Tuesday, November 3, 2009

Afton---Dachau, No Words


There were so many times in our life in Germany that occasioned opportunities to marvel, to imagine, to examine. Probably none so profound, ironically, as the trip we took to nearby Dachau, an infamous concentration camp of WW II, where countless victims of the Nazis suffered unbearable horrors and met unbelievable fates.

There are of course no words to convey the impact of the experience of visiting such a place. And if that is so, and it is, then how can there be words to express the experience of those who actually agonized here in the flesh? Still, it is important to come here, to acknowledge such a place. Such a damn reality. Come. Remember.

To walk in the misleading sunshine that day to the "showers" where women with babes in arms were gassed to death alongside old men and toddlers, then on to the remains of the ovens where many were reduced to ashes. To see the barracks where so many endured a living death until they gave out body and soul, or found it to be their turn to line up for the death march. To see the displays and pictures of these very lost ones in the museum and to read of their privations, tortures, and hopelessness. Somber? Despairing? Haunting? Heart wrenching? No, there are simply no words.

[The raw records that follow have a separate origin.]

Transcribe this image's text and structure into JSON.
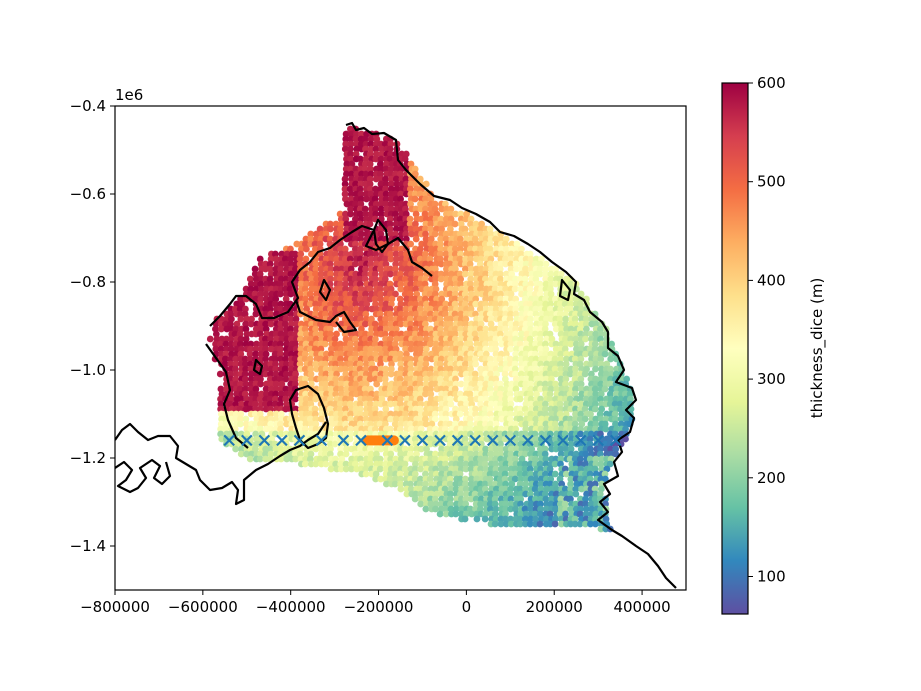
{
  "chart_data": {
    "type": "scatter",
    "title": "",
    "xlabel": "",
    "ylabel": "",
    "y_offset_label": "1e6",
    "xlim": [
      -800000,
      500000
    ],
    "ylim": [
      -1500000,
      -400000
    ],
    "x_ticks": [
      -800000,
      -600000,
      -400000,
      -200000,
      0,
      200000,
      400000
    ],
    "x_tick_labels": [
      "−800000",
      "−600000",
      "−400000",
      "−200000",
      "0",
      "200000",
      "400000"
    ],
    "y_ticks": [
      -400000,
      -600000,
      -800000,
      -1000000,
      -1200000,
      -1400000
    ],
    "y_tick_labels": [
      "−0.4",
      "−0.6",
      "−0.8",
      "−1.0",
      "−1.2",
      "−1.4"
    ],
    "colorbar": {
      "label": "thickness_dice (m)",
      "range": [
        62,
        600
      ],
      "ticks": [
        100,
        200,
        300,
        400,
        500,
        600
      ],
      "tick_labels": [
        "100",
        "200",
        "300",
        "400",
        "500",
        "600"
      ],
      "colormap": "Spectral_r"
    },
    "markers_x": {
      "color": "#1f77b4",
      "y": -1160000,
      "x": [
        -540000,
        -500000,
        -460000,
        -420000,
        -380000,
        -330000,
        -280000,
        -240000,
        -180000,
        -140000,
        -100000,
        -60000,
        -20000,
        20000,
        60000,
        100000,
        140000,
        180000,
        220000,
        260000,
        300000,
        340000
      ]
    },
    "markers_circle": {
      "color": "#ff7f0e",
      "y": -1160000,
      "x_range": [
        -225000,
        -165000
      ]
    },
    "grid": false,
    "legend": "none"
  }
}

There were few people there that day, and one was free to simply wander around. It was a hushed atmosphere, dare I say a strange, but consecrated holiness in bizarre juxtaposition to the evil that had dwelt here? Usually when there are no words, from the depths of the heart spring sacred tears. But even they failed me. The impact of the abrupt sculpture depicting bodies being thrown helter skelter into a mass grave moved me as no other work of art ever has, ever will. Forever seared into my being. This picture we took of it does it no justice. How appropriate for the last place having nothing at all to do with justice.

I brought home a book from Dachau, They Killed 6 Million Jews, and learned a lot more about this nightmare. Can anyone ever really learn, really understand how the hell this hell happened?

2 comments:

Sydney said...

thanks for the horrible memory!

Melinda said...

Willow,

Sometimes it's important to acknowledge the horrible so we will move heaven and earth to never repeat it.

Last night watched a DVD. Into the Arms of Strangers, about German children who were sent by their parents to Great Britain, and thus survived the War. Their stories are not all fun and light, but they are real. And 10,000 Jewish and Christian children survived because of that.

The good old USA refused to accept any child refugees, Congress voting against, maintaining that "God would not want families to be separated." Eleanor Roosevelt stood up against the powers that be and saved a boatload of almost 1,000 during this time.

But 1,500,000 children died during the Holocaust. I'll be damnned if we put our heads in the sand and let that happen again on our watch. We HAVE to remember the horrible. So we will stand up to it.